Let's talk about osint (open source intelligence). How do people get all of your data? Well the answer is simple, when you agree to the TOS of applications you let companies harvest and sell your information. Crazy thing is that it's all publicly available.
So to start we'll begin with Shodan. Shodan is the search engine for the internet of things. Do you have a wifi enabled baby monitor? Well guess what, anyone can access it. https://www.csoonline.com/article/3276660/what-is-shodan-the-search-engine-for-everything-on-the-internet.html
Next let's talk about "theHarvester". It's one of the simplest tools to use on this list, theHarvester is designed to capture public information that exists outside of an organization’s owned network. https://github.com/laramies/theHarvester
The sources that theHarvester uses include popular search engines like Bing and Google, as well as lesser known ones like dogpile, DNSdumpster and the Exalead meta data engine. It also uses Netcraft Data Mining and the AlienVault Open Threat Exchange.
It can even tap the Shodan search engine to discover open ports on discovered hosts. In general, theHarvester tool gathers emails, names, subdomains, IPs and URLs.
In addition to IoT devices like cameras, building sensors and security devices, Shodan can also be turned to look at things like databases to see if any information is publicly accessible through paths other than the main interface.
It can even work with videogames, discovering things like Minecraft or Counter-Strike: Global Offensive servers hiding on corporate networks where they should not be, and what vulnerabilities they generate
Another freely available tool on GitHub, Metagoofil is optimized to extract metadata from public documents. Metagoofil can investigate almost any kind of document that it can reach through public channels including .pfd, .doc, .ppt, .xls and many others. https://github.com/laramies/metagoofil
The amount of interesting data that Metagoofil can gather is impressive.
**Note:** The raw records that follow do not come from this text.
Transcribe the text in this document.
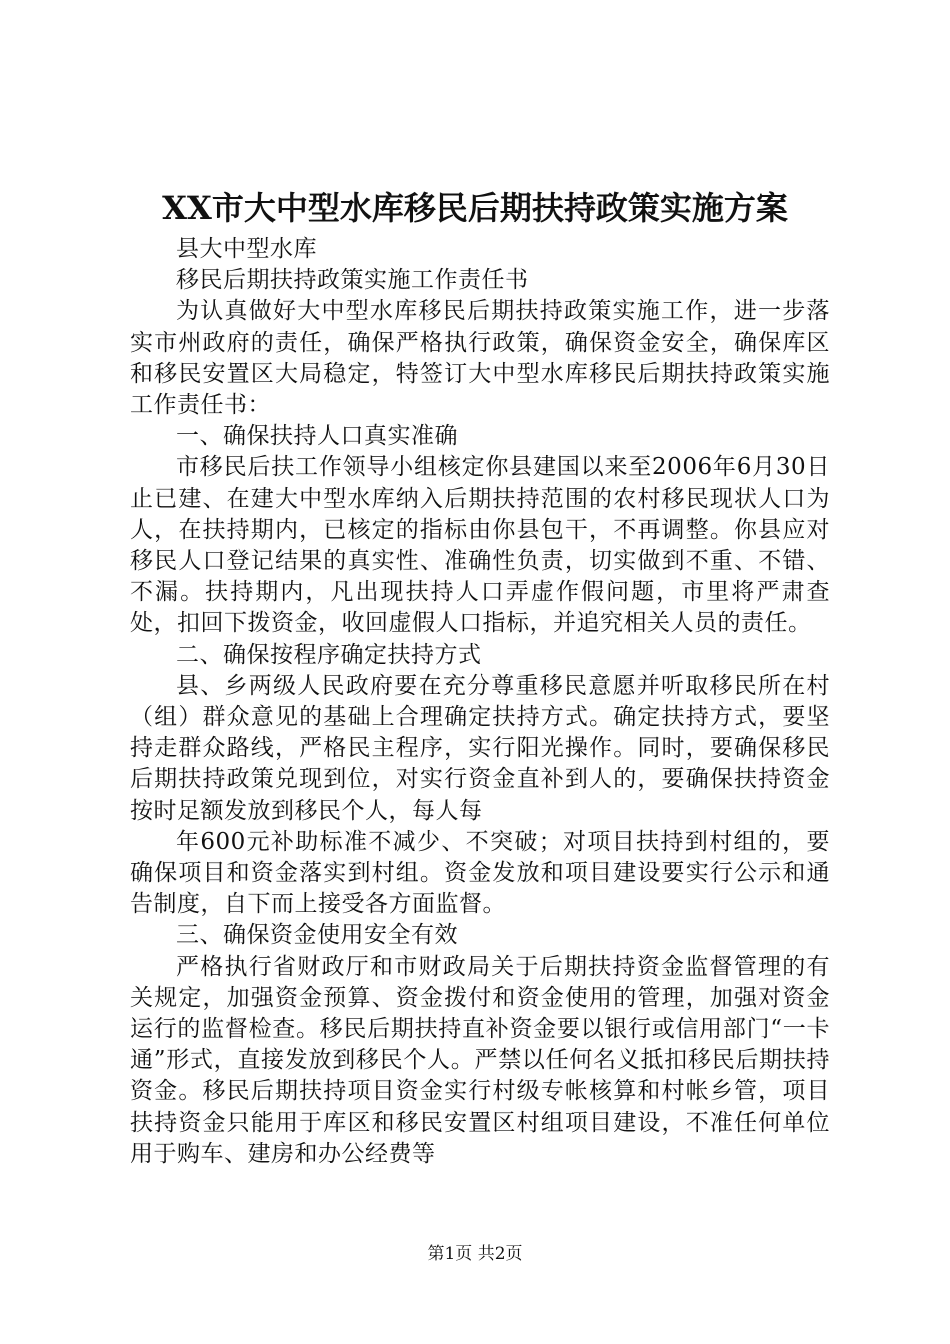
XX市大中型水库移民后期扶持政策实施方案

县大中型水库

移民后期扶持政策实施工作责任书

为认真做好大中型水库移民后期扶持政策实施工作，进一步落实市州政府的责任，确保严格执行政策，确保资金安全，确保库区和移民安置区大局稳定，特签订大中型水库移民后期扶持政策实施工作责任书：

一、确保扶持人口真实准确

市移民后扶工作领导小组核定你县建国以来至2006年6月30日止已建、在建大中型水库纳入后期扶持范围的农村移民现状人口为人，在扶持期内，已核定的指标由你县包干，不再调整。你县应对移民人口登记结果的真实性、准确性负责，切实做到不重、不错、不漏。扶持期内，凡出现扶持人口弄虚作假问题，市里将严肃查处，扣回下拨资金，收回虚假人口指标，并追究相关人员的责任。

二、确保按程序确定扶持方式

县、乡两级人民政府要在充分尊重移民意愿并听取移民所在村（组）群众意见的基础上合理确定扶持方式。确定扶持方式，要坚持走群众路线，严格民主程序，实行阳光操作。同时，要确保移民后期扶持政策兑现到位，对实行资金直补到人的，要确保扶持资金按时足额发放到移民个人，每人每

年600元补助标准不减少、不突破；对项目扶持到村组的，要确保项目和资金落实到村组。资金发放和项目建设要实行公示和通告制度，自下而上接受各方面监督。

三、确保资金使用安全有效

严格执行省财政厅和市财政局关于后期扶持资金监督管理的有关规定，加强资金预算、资金拨付和资金使用的管理，加强对资金运行的监督检查。移民后期扶持直补资金要以银行或信用部门“一卡通”形式，直接发放到移民个人。严禁以任何名义抵扣移民后期扶持资金。移民后期扶持项目资金实行村级专帐核算和村帐乡管，项目扶持资金只能用于库区和移民安置区村组项目建设，不准任何单位用于购车、建房和办公经费等

第1页 共2页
Searches return things like the usernames associated with discovered documents, as well as real names if available.
It also maps the paths of how to get to those documents, which in turn would provide things like server names, shared resources and directory tree information about the host organization.
This all just barely scratches the surface of what's available. There's so many more tools available and this is how people are getting doxxed.